Trois ans après, Wuhan a tourné la page du Covid

  • Lundi, rien ne rappelle à Wuhan l'ambiance apocalyptique de 2020
  • Des habitants bravent le froid en famille au bord du fleuve et un agent de sécurité peine à contenir des touristes impatients de s'offrir une croisière nocturne

WUHAN: "On n'a plus peur!": les habitants de Wuhan déclarent lundi avoir repris une vie totalement normale, trois ans après le début du confinement traumatisant de la ville qui avait signalé le début de la pandémie. 

La métropole de 11 millions d'habitants, située dans le centre de la Chine, a commencé à être frappée fin 2019 par ce qui n'était alors qu'un virus inconnu, entraînant des pneumonies chez un nombre croissant d'habitants. 

Le 23 janvier 2020, les autorités ordonnaient la mise sous cloche de la ville pour stopper l'épidémie.
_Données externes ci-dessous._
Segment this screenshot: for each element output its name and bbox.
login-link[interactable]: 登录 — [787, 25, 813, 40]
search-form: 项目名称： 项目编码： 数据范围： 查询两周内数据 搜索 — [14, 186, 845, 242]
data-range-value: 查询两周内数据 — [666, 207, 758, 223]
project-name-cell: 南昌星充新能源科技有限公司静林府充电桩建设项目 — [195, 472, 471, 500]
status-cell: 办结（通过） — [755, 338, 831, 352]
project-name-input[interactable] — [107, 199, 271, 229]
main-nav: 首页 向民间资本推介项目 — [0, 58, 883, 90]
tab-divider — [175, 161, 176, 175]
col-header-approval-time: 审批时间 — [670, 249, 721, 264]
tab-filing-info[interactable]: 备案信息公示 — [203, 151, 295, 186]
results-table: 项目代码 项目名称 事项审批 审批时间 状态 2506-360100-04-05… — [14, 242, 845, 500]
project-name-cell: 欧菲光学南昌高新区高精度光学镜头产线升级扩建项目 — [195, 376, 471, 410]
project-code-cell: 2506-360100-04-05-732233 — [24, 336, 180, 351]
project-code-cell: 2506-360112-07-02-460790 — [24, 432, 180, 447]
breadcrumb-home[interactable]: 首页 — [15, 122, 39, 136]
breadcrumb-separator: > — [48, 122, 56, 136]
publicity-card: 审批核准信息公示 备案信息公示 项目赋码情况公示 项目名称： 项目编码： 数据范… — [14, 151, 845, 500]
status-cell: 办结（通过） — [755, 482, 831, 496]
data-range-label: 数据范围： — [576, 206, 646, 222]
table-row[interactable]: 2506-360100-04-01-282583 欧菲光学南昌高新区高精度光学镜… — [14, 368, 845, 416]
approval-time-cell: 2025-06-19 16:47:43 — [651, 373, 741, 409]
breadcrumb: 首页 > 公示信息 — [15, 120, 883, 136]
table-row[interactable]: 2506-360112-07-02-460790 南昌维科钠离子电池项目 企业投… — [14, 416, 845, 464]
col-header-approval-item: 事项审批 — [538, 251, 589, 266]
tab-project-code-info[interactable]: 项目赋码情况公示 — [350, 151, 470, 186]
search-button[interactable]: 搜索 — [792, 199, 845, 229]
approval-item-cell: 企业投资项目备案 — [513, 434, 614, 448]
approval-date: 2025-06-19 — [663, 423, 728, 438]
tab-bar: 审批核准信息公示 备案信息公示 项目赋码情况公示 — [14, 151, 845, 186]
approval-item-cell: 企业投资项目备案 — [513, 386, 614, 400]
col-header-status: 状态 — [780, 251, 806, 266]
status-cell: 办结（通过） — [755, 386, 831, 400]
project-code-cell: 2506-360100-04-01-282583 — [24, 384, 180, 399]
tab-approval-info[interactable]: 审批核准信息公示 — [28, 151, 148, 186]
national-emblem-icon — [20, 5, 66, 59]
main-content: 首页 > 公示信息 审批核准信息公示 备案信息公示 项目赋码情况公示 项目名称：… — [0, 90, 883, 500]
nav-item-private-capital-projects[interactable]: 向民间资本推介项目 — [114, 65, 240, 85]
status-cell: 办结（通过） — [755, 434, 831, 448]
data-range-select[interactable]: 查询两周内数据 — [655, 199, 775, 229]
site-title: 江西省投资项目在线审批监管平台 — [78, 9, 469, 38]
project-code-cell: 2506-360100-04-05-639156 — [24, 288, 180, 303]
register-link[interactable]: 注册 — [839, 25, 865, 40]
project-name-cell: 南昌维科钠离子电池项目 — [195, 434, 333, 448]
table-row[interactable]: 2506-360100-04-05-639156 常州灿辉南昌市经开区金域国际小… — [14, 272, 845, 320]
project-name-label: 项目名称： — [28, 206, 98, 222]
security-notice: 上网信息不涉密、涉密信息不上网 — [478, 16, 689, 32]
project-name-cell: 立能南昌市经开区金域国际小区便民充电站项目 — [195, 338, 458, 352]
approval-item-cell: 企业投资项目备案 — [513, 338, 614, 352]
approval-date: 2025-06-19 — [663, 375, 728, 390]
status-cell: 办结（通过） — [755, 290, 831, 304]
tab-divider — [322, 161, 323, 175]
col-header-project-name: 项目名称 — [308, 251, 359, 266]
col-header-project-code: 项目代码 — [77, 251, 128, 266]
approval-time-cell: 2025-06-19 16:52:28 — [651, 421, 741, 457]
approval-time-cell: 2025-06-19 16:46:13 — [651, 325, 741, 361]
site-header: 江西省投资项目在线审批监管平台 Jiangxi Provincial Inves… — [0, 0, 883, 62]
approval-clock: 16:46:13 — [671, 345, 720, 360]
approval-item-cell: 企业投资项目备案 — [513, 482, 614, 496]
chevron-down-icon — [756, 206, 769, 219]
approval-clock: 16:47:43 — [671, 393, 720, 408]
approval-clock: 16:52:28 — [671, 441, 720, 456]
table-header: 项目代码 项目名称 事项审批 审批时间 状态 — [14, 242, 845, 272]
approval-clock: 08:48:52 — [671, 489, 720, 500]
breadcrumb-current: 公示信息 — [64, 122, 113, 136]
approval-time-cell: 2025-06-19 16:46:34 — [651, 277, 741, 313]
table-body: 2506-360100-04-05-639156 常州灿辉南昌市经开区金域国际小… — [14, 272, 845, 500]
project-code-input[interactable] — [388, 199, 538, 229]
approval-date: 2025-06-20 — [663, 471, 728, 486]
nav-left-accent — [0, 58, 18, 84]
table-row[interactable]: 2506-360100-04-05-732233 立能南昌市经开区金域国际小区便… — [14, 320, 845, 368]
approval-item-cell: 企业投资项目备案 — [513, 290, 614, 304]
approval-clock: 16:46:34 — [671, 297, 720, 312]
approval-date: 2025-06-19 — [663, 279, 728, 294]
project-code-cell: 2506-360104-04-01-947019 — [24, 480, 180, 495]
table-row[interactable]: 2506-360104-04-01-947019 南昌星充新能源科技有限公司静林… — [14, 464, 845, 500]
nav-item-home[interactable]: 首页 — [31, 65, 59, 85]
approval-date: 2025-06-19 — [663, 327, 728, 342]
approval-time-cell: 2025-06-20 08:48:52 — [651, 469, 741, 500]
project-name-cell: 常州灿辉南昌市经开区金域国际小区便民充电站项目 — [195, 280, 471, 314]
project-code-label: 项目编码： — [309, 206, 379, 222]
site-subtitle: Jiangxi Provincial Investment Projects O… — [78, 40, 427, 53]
Le virus allait faire des millions de morts sur la planète et laminer l'économie mondiale. 

Mais la vie a depuis repris son cours dans la plupart des pays. Et la Chine, après trois ans de confinements, quarantaines obligatoires et multiples dépistages, a levé en décembre la quasi-totalité de ses restrictions sanitaires. 

Lundi, rien ne rappelle à Wuhan l'ambiance apocalyptique de 2020. 

En soirée, des animations colorées illuminent les façades des bâtiments qui dominent les bords du fleuve Yangtsé, tandis que des pétards éclatent pour célébrer le Nouvel An lunaire. 

Des habitants bravent le froid en famille au bord du fleuve et un agent de sécurité peine à contenir des touristes impatients de s'offrir une croisière nocturne. 

D'autres profitent des congés du Nouvel An pour déguster snacks et spécialités locales dans l'allée Hubu, une artère historique et populaire de Wuhan, animée par une multitude d'échoppes et de petits restaurants. 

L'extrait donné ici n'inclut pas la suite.